My most important point: Remember, you are starting from nothing. No disaster recovery is in place right now. With that in mind, think incrementally. Most people get this tool in their hands and immediately have one of two thoughts: (a) I want to back up the entire disk, or (b) I have these 50 files (or some large number) that are absolutely critical to back up. I am telling you from experience that you find out some very interesting things about your telecommunications infrastructure and your operations cycle (especially the effect batch has on online) when you put in DRMS. The best single piece of advice I can give you is to get an early victory. Select one (yes, one) file - the absolutely most critical one - and mirror that. Then watch. Watch the way the two systems behave in concert. Take metrics. Observe. Compare the files every so often. Again, we found backups occurred and it seemed unrelated to operational or demand cycles. We were able to track that back to the telecomm issues I mentioned earlier. At Tosco, the single critical file we backed up was the alt_tlf. Why? All settlement took place from that file. If we lose or corrupt that file, we're toast. Nobody gets paid. And at Tosco, we once had a system crash that made the alt_tlf unreadable. The DRMS-created backup was pristine. The was the world's fastest payback for a software purchase.

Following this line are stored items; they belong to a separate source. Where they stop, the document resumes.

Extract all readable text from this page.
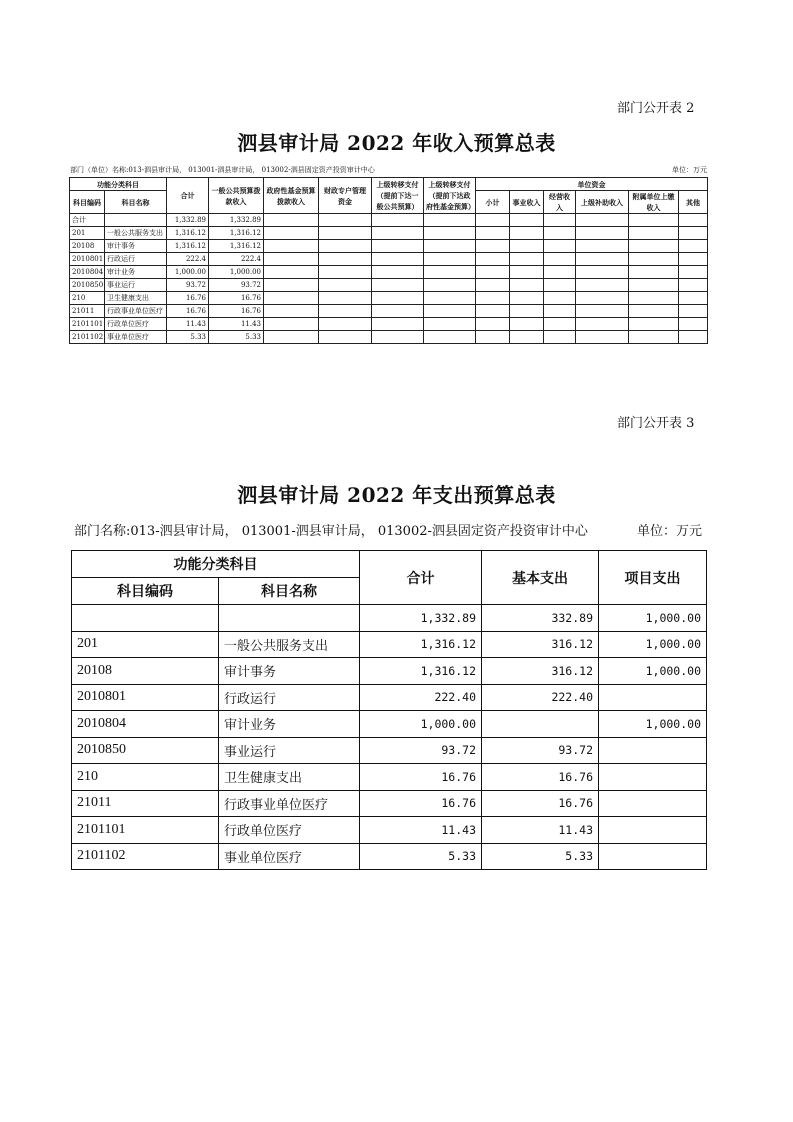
部门公开表 2
泗县审计局 2022 年收入预算总表
部门（单位）名称:013-泗县审计局， 013001-泗县审计局， 013002-泗县固定资产投资审计中心	单位：万元
功能分类科目		合计	一般公共预算拨款收入	政府性基金预算拨款收入	财政专户管理资金	上级转移支付（提前下达一般公共预算）	上级转移支付（提前下达政府性基金预算）	单位资金					
科目编码	科目名称							小计	事业收入	经营收入	上级补助收入	附属单位上缴收入	其他

合计		1,332.89	1,332.89										
201	一般公共服务支出	1,316.12	1,316.12										
20108	审计事务	1,316.12	1,316.12										
2010801	行政运行	222.4	222.4										
2010804	审计业务	1,000.00	1,000.00										
2010850	事业运行	93.72	93.72										
210	卫生健康支出	16.76	16.76										
21011	行政事业单位医疗	16.76	16.76										
2101101	行政单位医疗	11.43	11.43										
2101102	事业单位医疗	5.33	5.33										
部门公开表 3
泗县审计局 2022 年支出预算总表
部门名称:013-泗县审计局， 013001-泗县审计局， 013002-泗县固定资产投资审计中心	单位：万元
功能分类科目		合计	基本支出	项目支出
科目编码	科目名称			
		1,332.89	332.89	1,000.00
201	一般公共服务支出	1,316.12	316.12	1,000.00
20108	审计事务	1,316.12	316.12	1,000.00
2010801	行政运行	222.40	222.40	
2010804	审计业务	1,000.00		1,000.00
2010850	事业运行	93.72	93.72	
210	卫生健康支出	16.76	16.76	
21011	行政事业单位医疗	16.76	16.76	
2101101	行政单位医疗	11.43	11.43	
2101102	事业单位医疗	5.33	5.33	
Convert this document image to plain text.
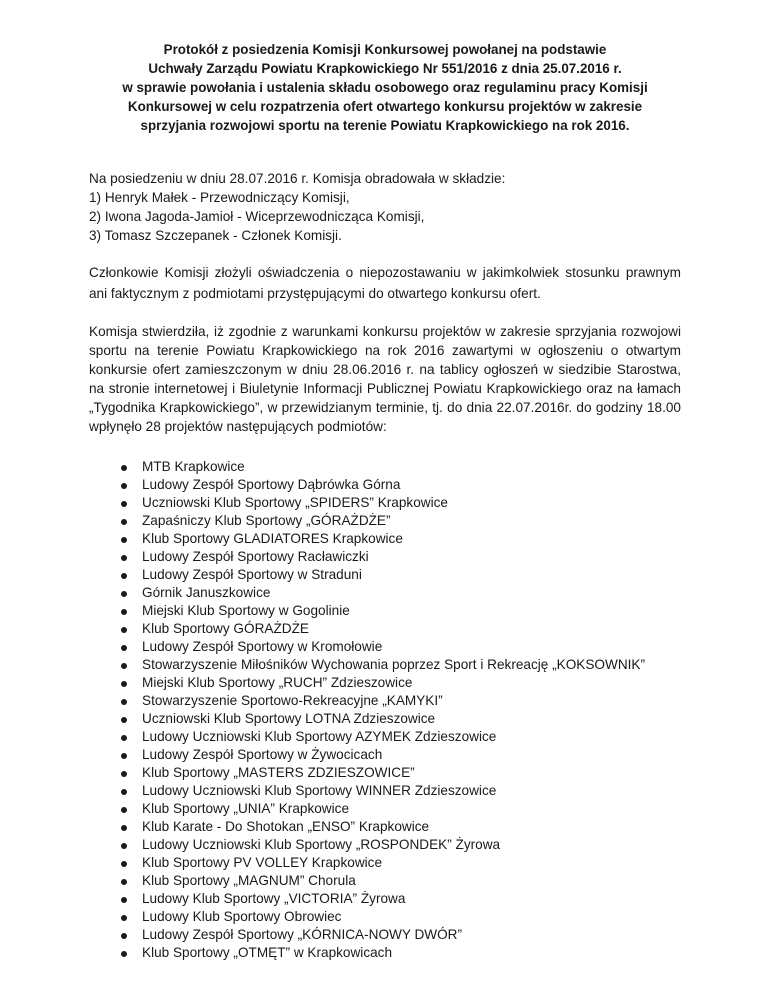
Protokół z posiedzenia Komisji Konkursowej powołanej na podstawie
Uchwały Zarządu Powiatu Krapkowickiego Nr 551/2016 z dnia 25.07.2016 r.
w sprawie powołania i ustalenia składu osobowego oraz regulaminu pracy Komisji
Konkursowej w celu rozpatrzenia ofert otwartego konkursu projektów w zakresie
sprzyjania rozwojowi sportu na terenie Powiatu Krapkowickiego na rok 2016.
Na posiedzeniu w dniu 28.07.2016 r. Komisja obradowała w składzie:
1) Henryk Małek - Przewodniczący Komisji,
2) Iwona Jagoda-Jamioł - Wiceprzewodnicząca Komisji,
3) Tomasz Szczepanek - Członek Komisji.

Członkowie Komisji złożyli oświadczenia o niepozostawaniu w jakimkolwiek stosunku prawnym ani faktycznym z podmiotami przystępującymi do otwartego konkursu ofert.

Komisja stwierdziła, iż zgodnie z warunkami konkursu projektów w zakresie sprzyjania rozwojowi sportu na terenie Powiatu Krapkowickiego na rok 2016 zawartymi w ogłoszeniu o otwartym konkursie ofert zamieszczonym w dniu 28.06.2016 r. na tablicy ogłoszeń w siedzibie Starostwa, na stronie internetowej i Biuletynie Informacji Publicznej Powiatu Krapkowickiego oraz na łamach „Tygodnika Krapkowickiego”, w przewidzianym terminie, tj. do dnia 22.07.2016r. do godziny 18.00 wpłynęło 28 projektów następujących podmiotów:

MTB Krapkowice
Ludowy Zespół Sportowy Dąbrówka Górna
Uczniowski Klub Sportowy „SPIDERS” Krapkowice
Zapaśniczy Klub Sportowy „GÓRAŻDŻE”
Klub Sportowy GLADIATORES Krapkowice
Ludowy Zespół Sportowy Racławiczki
Ludowy Zespół Sportowy w Straduni
Górnik Januszkowice
Miejski Klub Sportowy w Gogolinie
Klub Sportowy GÓRAŻDŻE
Ludowy Zespół Sportowy w Kromołowie
Stowarzyszenie Miłośników Wychowania poprzez Sport i Rekreację „KOKSOWNIK”
Miejski Klub Sportowy „RUCH” Zdzieszowice
Stowarzyszenie Sportowo-Rekreacyjne „KAMYKI”
Uczniowski Klub Sportowy LOTNA Zdzieszowice
Ludowy Uczniowski Klub Sportowy AZYMEK Zdzieszowice
Ludowy Zespół Sportowy w Żywocicach
Klub Sportowy „MASTERS ZDZIESZOWICE”
Ludowy Uczniowski Klub Sportowy WINNER Zdzieszowice
Klub Sportowy „UNIA” Krapkowice
Klub Karate - Do Shotokan „ENSO” Krapkowice
Ludowy Uczniowski Klub Sportowy „ROSPONDEK” Żyrowa
Klub Sportowy PV VOLLEY Krapkowice
Klub Sportowy „MAGNUM” Chorula
Ludowy Klub Sportowy „VICTORIA” Żyrowa
Ludowy Klub Sportowy Obrowiec
Ludowy Zespół Sportowy „KÓRNICA-NOWY DWÓR”
Klub Sportowy „OTMĘT” w Krapkowicach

Another reason the alt_tlf (or tlf) is a good first step: you get to start from scratch every 24 hours (or less, depending on your operating model). So if you do have fits and starts when you first bring up the operation (for telecom or other reasons), you're automatically back in synch in 24 hours or less because it's the next day and you're mirroring a new file. Are there other files that were critical? Yes. But not as critical. Here are two examples:
- We found we were able to improve mirroring operations by updating certain critical files via dual batch operations. For example: instead of mirroring the "transaction view" files, we ran "dual renewal" processes (i.e., simultaneous batch jobs on both systems).
- We got by with mirroring only the 'alt' version of the TLFs, and not the primary versions, because the only thing we used the primary for was online velocity checking. In a disaster, we decided we were willing to "give up" velocity checking. This opened up an acceptable level of consumer fraud for a 24-hour period only. We felt this small consolation was a fair trade off for ensuring that the mirroring of the more important 'alt' TLF (used to enact all settlement operations) ran without impediment from activity generated by updates to the primary TLF.